"Le Sel de la Terre" : Salgado dans l’œil de Wenders

Culture

Par Élise Chevillard

Posté le 30 décembre 2020

Photo Sources: "Le Sel de la terre" de Wim Wenders et Juliano Ribeiro Salgado ©Le Pacte.

Là où il n’y a pas assez de mots, il y a les photos. Celles de Sebastião Salgado, puissantes, en noir et blanc qui témoignent de la vie des hommes, de leurs souffrances et de la nécessité de protéger la planète Terre. Dans le documentaire Le Sel de la Terre (2014), le réalisateur allemand Wim Wenders explore la carrière de ce photographe brésilien humaniste, maître du noir et blanc et artiste engagé dans la lutte pour protéger l’Amazonie. Le film revient ici sur son parcours, entre séries de photos et éléments biographiques.


Sa voix est celle d’un conteur. Celui qui a vu ce que d’autres ne veulent pas voir. Son français est parfait. Pourtant, son accent chantant nous rappelle le pays d’où il vient. Sebastião Salgado est à cheval entre deux cultures, entre le Brésil et la France où il est installé depuis bientôt plus de 50 ans.

Un documentaire à trois voix

"Le Sel de la Terre" est un documentaire à trois voix**. Celle de l’ami complice, Wim Wenders. Celle du fils, Juliano Salgado, qui a accompagné son père dans ses derniers périples. Et celle du photographe face à sa mémoire et à son travail qui raconte et commente ses images.

Le film s’ouvre sur les clichés d’une immense mine d’or à ciel ouvert au Brésil. Les images qui défilent invitent au dialogue. On y découvre l’aventurier, mais aussi l’homme. Des territoires vierges aux paysages majestueux, des populations déplacées aux famines, les clichés de Salgado ouvrent les frontières et rapprochent les peuples. Présenté à Cannes en 2014, le documentaire a reçu le Prix spécial « Un certain regard ».

Disponible en VOD sur Universciné et Arte Boutique.

Naissance d’un photographe

Sebastião Salgado est né en 1944 dans le Minas Gérais (Brésil). Une région de mines et de forêts, aux reliefs vallonnés. À 5 ans, c’est le premier exode. Avec sa famille, il quitte la ferme où il vivait, pour une petite ville. Son père voulait qu’il soit avocat. Sebastião choisit l’économie. Le Brésil connaît alors une forte période d’industrialisation. En 1969, le pays est sous joug de la dictature. Opposant au régime, le jeune Salgado est menacé d’emprisonnement. Avec sa femme Leila, il choisit alors de se réfugier en France. Il ne reverra pas sa terre natale pendant 10 ans.

Sebastião a 25 ans quand il découvre Paris où il poursuit ses classes à l’École Nationale de la Statistique et de l’Administration Économique. Mais les chiffres ne l’intéressent pas. Leila vient d’acheter un appareil photo. Elle sera son premier sujet. Après un séjour à Londres, le couple revient s’installer dans la capitale française en 1973. Sebastião décide de tout recommencer pour se consacrer à la photo.

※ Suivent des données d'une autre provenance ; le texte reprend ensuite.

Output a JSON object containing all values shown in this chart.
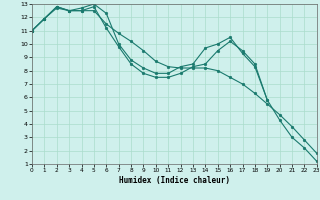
{
  "background_color": "#cff0ec",
  "grid_color": "#aaddcc",
  "line_color": "#1a7a6e",
  "xlabel": "Humidex (Indice chaleur)",
  "ylim": [
    1,
    13
  ],
  "xlim": [
    0,
    23
  ],
  "yticks": [
    1,
    2,
    3,
    4,
    5,
    6,
    7,
    8,
    9,
    10,
    11,
    12,
    13
  ],
  "xticks": [
    0,
    1,
    2,
    3,
    4,
    5,
    6,
    7,
    8,
    9,
    10,
    11,
    12,
    13,
    14,
    15,
    16,
    17,
    18,
    19,
    20,
    21,
    22,
    23
  ],
  "series": [
    {
      "x": [
        0,
        1,
        2,
        3,
        4,
        5,
        6,
        7,
        8,
        9,
        10,
        11,
        12,
        13,
        14,
        15,
        16,
        17,
        18,
        19,
        20,
        21,
        22,
        23
      ],
      "y": [
        11.0,
        11.9,
        12.8,
        12.5,
        12.5,
        12.5,
        11.5,
        10.8,
        10.2,
        9.5,
        8.7,
        8.3,
        8.2,
        8.2,
        8.2,
        8.0,
        7.5,
        7.0,
        6.3,
        5.5,
        4.7,
        3.8,
        2.8,
        1.8
      ],
      "marker": true
    },
    {
      "x": [
        0,
        1,
        2,
        3,
        4,
        5,
        6,
        7,
        8,
        9,
        10,
        11,
        12,
        13,
        14,
        15,
        16,
        17,
        18,
        19
      ],
      "y": [
        11.0,
        11.9,
        12.7,
        12.5,
        12.7,
        13.0,
        12.3,
        10.0,
        8.8,
        8.2,
        7.8,
        7.8,
        8.3,
        8.5,
        9.7,
        10.0,
        10.5,
        9.3,
        8.3,
        5.8
      ],
      "marker": true
    },
    {
      "x": [
        0,
        1,
        2,
        3,
        4,
        5,
        6,
        7,
        8,
        9,
        10,
        11,
        12,
        13,
        14,
        15,
        16,
        17,
        18,
        19,
        20,
        21,
        22,
        23
      ],
      "y": [
        11.0,
        11.9,
        12.8,
        12.5,
        12.5,
        12.8,
        11.2,
        9.8,
        8.5,
        7.8,
        7.5,
        7.5,
        7.8,
        8.3,
        8.5,
        9.5,
        10.2,
        9.5,
        8.5,
        5.8,
        4.3,
        3.0,
        2.2,
        1.2
      ],
      "marker": true
    }
  ]
}
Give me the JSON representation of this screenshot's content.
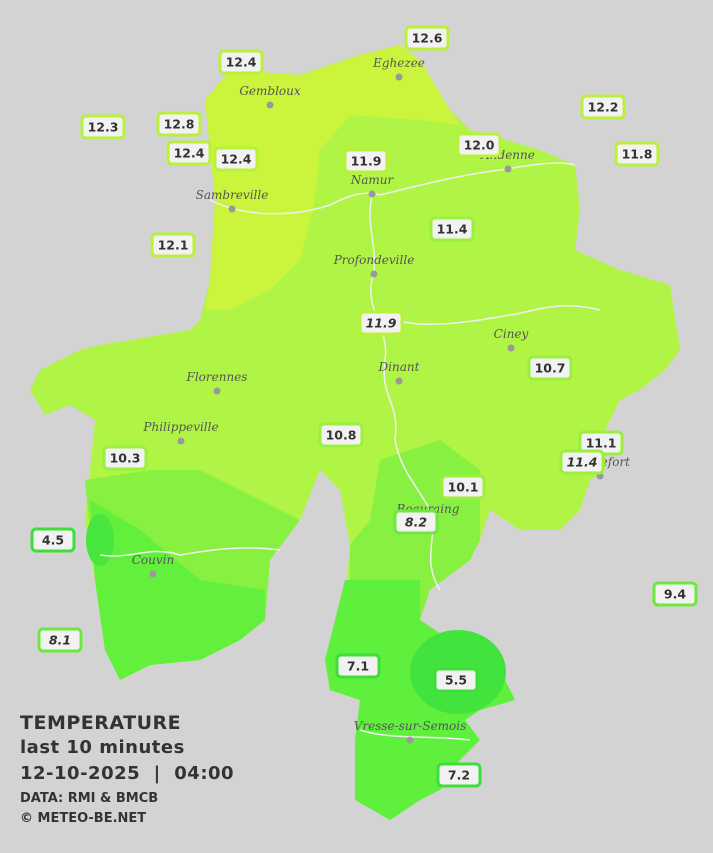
{
  "legend": {
    "title": "TEMPERATURE",
    "period": "last 10 minutes",
    "datetime": "12-10-2025  |  04:00",
    "source": "DATA: RMI & BMCB",
    "copyright": "© METEO-BE.NET"
  },
  "cities": [
    "Eghezee",
    "Gembloux",
    "Andenne",
    "Sambreville",
    "Namur",
    "Profondeville",
    "Ciney",
    "Florennes",
    "Dinant",
    "Philippeville",
    "Rochefort",
    "Beauraing",
    "Couvin",
    "Vresse-sur-Semois"
  ],
  "stations": [
    12.6,
    12.4,
    12.3,
    12.8,
    12.2,
    12.4,
    12.4,
    11.9,
    {
      "value": 12.0,
      "label": "12.0"
    },
    11.8,
    12.1,
    11.4,
    11.9,
    10.7,
    10.8,
    11.1,
    11.4,
    10.3,
    10.1,
    8.2,
    4.5,
    9.4,
    8.1,
    7.1,
    5.5,
    7.2
  ]
}
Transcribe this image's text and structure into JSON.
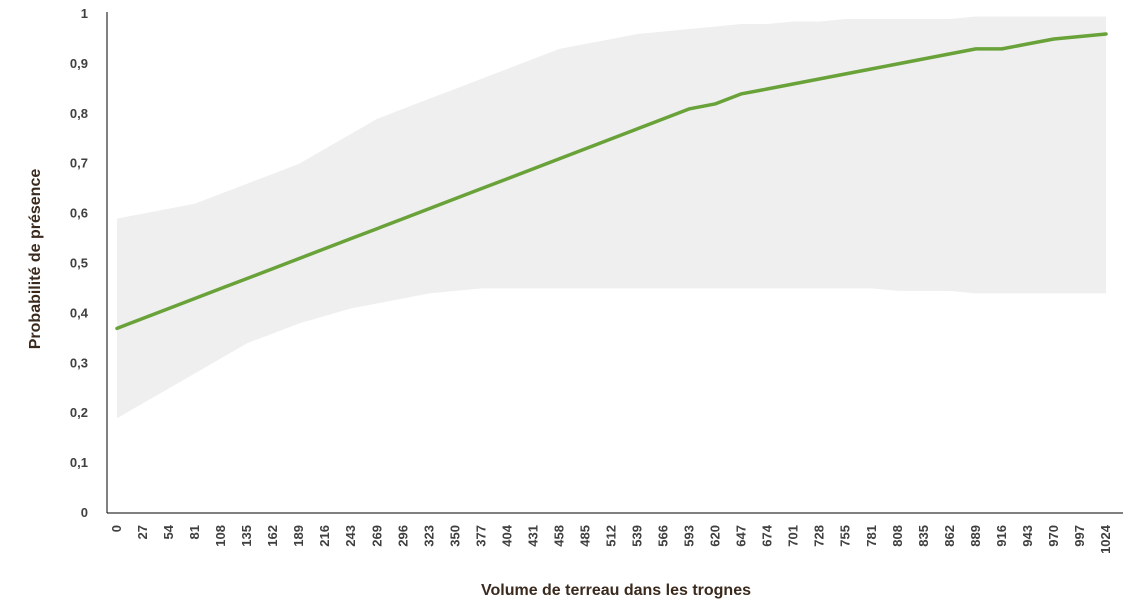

Un photographe de l’exode engagé

Dans un premier temps, Salgado travaille pour de grandes agences de presse. Sensibles aux changements planétaires, ses premiers reportages racontent la mondialisation. Dès 1980, il parcourt la planète. Avec son objectif, il saisit en noir et blanc le quotidien des mineurs au Brésil, le génocide en Éthiopie, la famine au Rwanda… Ses photographies dénoncent, témoignent, afin de sensibiliser sur l’état du monde.

Photo Sources: Sebastião Salgado / Polka Galerie

Dans les années 90, il retourne au Brésil pour reboiser la forêt de son enfance dévastée par la déforestation. Il crée ainsi l’Institut Terra, la plus grande organisation environnementale du Brésil. Grâce aux différents financements reçus, 5 000 sources d’eau ont été plantées, ainsi que 3 millions d’arbres dans une forêt qui se mourrait.

En 2013, Paris lui rend hommage en exposant « Genesis » à la Maison Européenne de la Photographie. Ce reportage est le fruit d’une trentaine de voyages à travers le monde pendant huit ans. Les images dévoilent la beauté de la planète, mais aussi sa fragilité.

Sebastião Salgado travaille actuellement sur un projet intitulé « Amazonia » qui devrait être présenté au printemps 2021 à la Philharmonie de Paris. Ce projet est le fruit de sept années de voyage à travers l’Amazonie pour photographier les peuples indigènes, la forêt et les montagnes. L’exposition sera aussi sonore, et mettra en exergue les sons et bruits de la forêt amazonienne comme le bruissement des arbres, le chant des oiseaux ou encore les cris des animaux.